Série: “Anglicanismo: Identidade, Relevância, Desafios” (XIV) - PARTE B

Série: “Anglicanismo: Identidade, Relevância, Desafios” (XIV)

 

 

 

SÉTIMO CAPÍTULO: A ESTÉTICA – PARTE B

 

IGREJA

Em seus primórdios, a Igreja, formada por judeus e prosélitos, manteve vínculos com o Templo (até a sua destruição e a diáspora) e com as sinagogas, tanto na Palestina, quanto nas localidades com colônias judaicas no Império Romano. Os convertidos gentios, por sua vez, abandonam os templos pagãos, e não foram encorajados a se vincular às sinagogas. O próximo passo foi procurar lugares estáveis para suas reuniões e cultos, tantas vezes sob a perseguição imperial. As reuniões nos lares, às margens dos rios, ou nas catacumbas, não foi uma opção (muito menos opção definitiva), mas uma resposta contingencial e emergencial, e não podem ser tomadas por norma ou paradigma.

 

O peixe, o alfa e o ômega, e outros símbolos passaram a ser usados, e a grande revolução cultural foi a transformação da Cruz, de símbolo de execução criminal (como a forca) em sua maior identificação, e de toda uma civilização que seria erigida com a mesma no topo dos templos, que passaram a ser construídos, no Oriente e no Ocidente, nos tempos de liberdade. Nos diversos ramos da Cristandade e nos diversos locais e culturas, foram surgindo estilos arquitetônicos e escolas de arte sacra na decoração, e nos utensílios dos mesmos: vitrais, azulejos, ícones, altares, púlpitos, batistérios etc. As Catedrais, em sua grandeza e beleza, foram monumentos à fé, ou como já se afirmou “Orações em forma de pedra e cal”. Por sua vez, fórmulas, como os ritos do Batismo e da Eucaristia foram elaborados muito cedo, sendo o primeiro atribuído a Tiago, o irmão do Senhor, e, até hoje, base da liturgia siriana.

 

Se fizermos uma “viagem” no tempo e no espaço, dos sirianos de Kerala, na Índia, aos nestorianos, na Pérsia (Ásia) aos caldeus, no Iraque, aos coptas, no Egito e na Etiópia (África), à mui antiga Igreja Armênia, ao amplo espaço bizantino, ou às diversas regiões européias sob a Igreja de Roma, o que vamos constatar é uma variedade de estilos arquitetônicos, musicais, litúrgicos, de decoração ou de vestes, mas nunca a sua ausência.

 

A História da Igreja Cristã, por dois mil anos, é, simultaneamente, a História da Arte Sacra Cristã, a História da Liturgia Cristã, enfim, a História da Estética Cristã, pois os cristãos celebram a beleza do Deus da Criação e da Criação de Deus e, no exercício do seu mandato cultural, procuram expressar esse sentimento e essa sensibilidade ao belo, exceto episódios localizados de fanatismo iconoclasta.

 

Essa unanimidade de atitude se rompe quando da Reforma Protestante do Século XVI. Na Primeira Reforma, os Luteranos combateram vigorosamente os desvios das indulgências, da superstição e da idolatria; foram igualmente firmes em manter o legado estético da Cristandade, e acrescentar seus próprios estilos, na Alemanha, Escandinávia e no Báltico.
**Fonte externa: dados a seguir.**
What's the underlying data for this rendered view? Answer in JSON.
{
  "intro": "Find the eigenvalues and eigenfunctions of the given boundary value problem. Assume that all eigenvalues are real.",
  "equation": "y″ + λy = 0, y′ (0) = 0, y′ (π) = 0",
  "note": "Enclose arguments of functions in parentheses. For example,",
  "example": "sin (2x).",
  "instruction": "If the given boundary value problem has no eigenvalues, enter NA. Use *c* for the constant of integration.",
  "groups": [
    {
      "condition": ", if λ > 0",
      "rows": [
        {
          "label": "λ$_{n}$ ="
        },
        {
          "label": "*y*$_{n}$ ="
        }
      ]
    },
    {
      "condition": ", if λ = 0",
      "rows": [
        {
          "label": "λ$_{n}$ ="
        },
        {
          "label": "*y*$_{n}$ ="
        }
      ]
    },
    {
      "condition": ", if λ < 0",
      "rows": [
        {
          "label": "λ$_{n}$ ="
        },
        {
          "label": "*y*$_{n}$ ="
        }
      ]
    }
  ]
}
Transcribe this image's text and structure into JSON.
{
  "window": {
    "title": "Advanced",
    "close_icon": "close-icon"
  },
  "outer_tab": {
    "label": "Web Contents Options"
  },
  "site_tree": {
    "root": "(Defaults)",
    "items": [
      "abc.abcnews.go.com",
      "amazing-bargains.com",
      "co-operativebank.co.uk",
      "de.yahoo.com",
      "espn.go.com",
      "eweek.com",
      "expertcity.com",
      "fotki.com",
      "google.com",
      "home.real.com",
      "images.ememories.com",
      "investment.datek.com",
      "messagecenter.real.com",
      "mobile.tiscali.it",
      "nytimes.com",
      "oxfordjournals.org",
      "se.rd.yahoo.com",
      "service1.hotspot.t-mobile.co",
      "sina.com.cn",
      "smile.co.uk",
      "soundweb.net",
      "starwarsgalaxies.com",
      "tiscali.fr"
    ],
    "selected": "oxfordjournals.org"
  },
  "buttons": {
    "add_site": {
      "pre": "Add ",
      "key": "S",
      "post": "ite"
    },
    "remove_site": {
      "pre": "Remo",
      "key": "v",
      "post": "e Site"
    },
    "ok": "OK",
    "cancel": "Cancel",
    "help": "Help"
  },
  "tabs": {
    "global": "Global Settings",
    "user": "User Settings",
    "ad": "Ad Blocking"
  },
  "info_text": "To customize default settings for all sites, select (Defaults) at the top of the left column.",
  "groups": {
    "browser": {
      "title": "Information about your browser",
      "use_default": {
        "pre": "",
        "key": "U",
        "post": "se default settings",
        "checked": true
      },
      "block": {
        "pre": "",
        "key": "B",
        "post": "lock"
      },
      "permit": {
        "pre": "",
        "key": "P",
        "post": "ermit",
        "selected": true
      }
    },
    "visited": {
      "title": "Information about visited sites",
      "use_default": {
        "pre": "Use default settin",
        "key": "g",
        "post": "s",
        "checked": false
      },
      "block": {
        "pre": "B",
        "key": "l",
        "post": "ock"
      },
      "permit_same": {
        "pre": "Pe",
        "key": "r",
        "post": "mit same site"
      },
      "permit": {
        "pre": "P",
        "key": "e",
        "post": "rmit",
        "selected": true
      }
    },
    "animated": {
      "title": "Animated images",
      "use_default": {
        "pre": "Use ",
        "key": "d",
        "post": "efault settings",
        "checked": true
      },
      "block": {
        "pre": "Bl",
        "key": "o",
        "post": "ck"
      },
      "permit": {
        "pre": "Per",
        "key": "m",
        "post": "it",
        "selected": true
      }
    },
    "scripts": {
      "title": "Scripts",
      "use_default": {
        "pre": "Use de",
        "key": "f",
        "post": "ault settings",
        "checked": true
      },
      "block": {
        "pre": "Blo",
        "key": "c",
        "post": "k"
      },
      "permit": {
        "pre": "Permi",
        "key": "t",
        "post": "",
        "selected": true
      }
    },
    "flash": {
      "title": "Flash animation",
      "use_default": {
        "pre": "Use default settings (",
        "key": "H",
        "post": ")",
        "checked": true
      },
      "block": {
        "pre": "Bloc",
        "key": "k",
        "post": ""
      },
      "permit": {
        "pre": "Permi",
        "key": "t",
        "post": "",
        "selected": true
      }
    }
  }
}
Uma ruptura e uma desvalorização da Arte já é, porém, evidente com a Segunda Reforma, o Calvinismo, e ela se aprofunda com a Terceira Reforma, Anabatista, com a leitura do passado como uma “apostasia geral da Igreja”, uma identificação da Arte como sendo sempre idolatria, e uma rejeição aos artistas como “preguiçosos” ou “perigosos”, e a predominância do princípio extremista do templo e do culto como: “Quatro Paredes Caiadas e Um Sermão”.

 

Para Lutero, como os protestantes estavam reformando a mesma e única Igreja de Cristo, assistida pelo Espírito Santo em séculos de cultura, deveriam preservar todo esse rico legado, menos seus aspectos ou expressões que se chocassem com as Sagradas Escrituras. Conforme, ensinava Melanchton, há aspectos da cultura que não são nem revelação, nem pecado, mas adiáforas, ou seja, indiferentes ante o juízo de Deus. Enquanto isso, as expressões radicais da Reforma não trabalharam com o conceito de adiáfora e raciocinaram de forma inversa a Lutero: tudo aquilo que não estivesse prescrito pelas Sagradas Escrituras deveria ser eliminado. Os resultados foram trágicos para a Cultura, para a Arte e para a saúde espiritual da Igreja, além de ser a primeira porta aberta para o Secularismo que seguiria o Iluminismo.

 

O Anglicanismo, com sua herança celta e romana, e seu forte intercâmbio com os pensadores luteranos, apesar das marchas e contramarchas ocorridas entre Henrique VIII e a Revolução Gloriosa, sábia e sensatamente, optou por preservar e promover a estética do sagrado, sendo hoje uma das suas marcas mais evidentes, a despeito dos pequenos bolsões de herdeiros do Puritanismo, que permaneceram, tencionando, na periferia da instituição.

 

ANGLICANISMO

Quem visita as quarenta e quatro Catedrais inglesas, suas Abadias e as Capelas de suas Universidades, se depara com construções de rara beleza, onde, desde o estilo do edifício a cada detalhe da decoração, dos móveis e dos utensílios (o altar, o púlpito, o atril, o presbitério, a cátedra, as cores das estações, os instrumentos musicais, o espaço para os cantores etc.) formam uma harmonia, porque foram pensados como expressão do culto. O mesmo se pode dizer de templos de vários estilos, refletindo diversas épocas, estilos e culturas, da Catedral Nacional de Washington às Capelas no interior da África, da Ásia ou da Oceania. Essa harmonia estética, histórica e inculturada, revelam a piedade anglicana e sua seriedade e, especialmente, reverência diante de Deus. Os santuários são lugares separados (santos) para o serviço a Deus, desvinculados do uso comum, e devem criar uma atmosfera propícia ao recolhimento espiritual e à comunicação com o Senhor.

 

Não se pode negar, também, a beleza do processional e do recessional dos cultos, precedidos pelo cruciferários, seguindo-se o coro, os acólitos e outros ministérios instituídos (catequistas, evangelistas, ministros leigos/locais), membros de Ordens Religiosas, Diáconos, Presbítero e Bispos, com suas vestes (cassoques, sobrepeliz, alva, faixas, estolas, típete, capa etc.) respectivas e diferenciadoras, em um raro momento de polifonia e de policromia.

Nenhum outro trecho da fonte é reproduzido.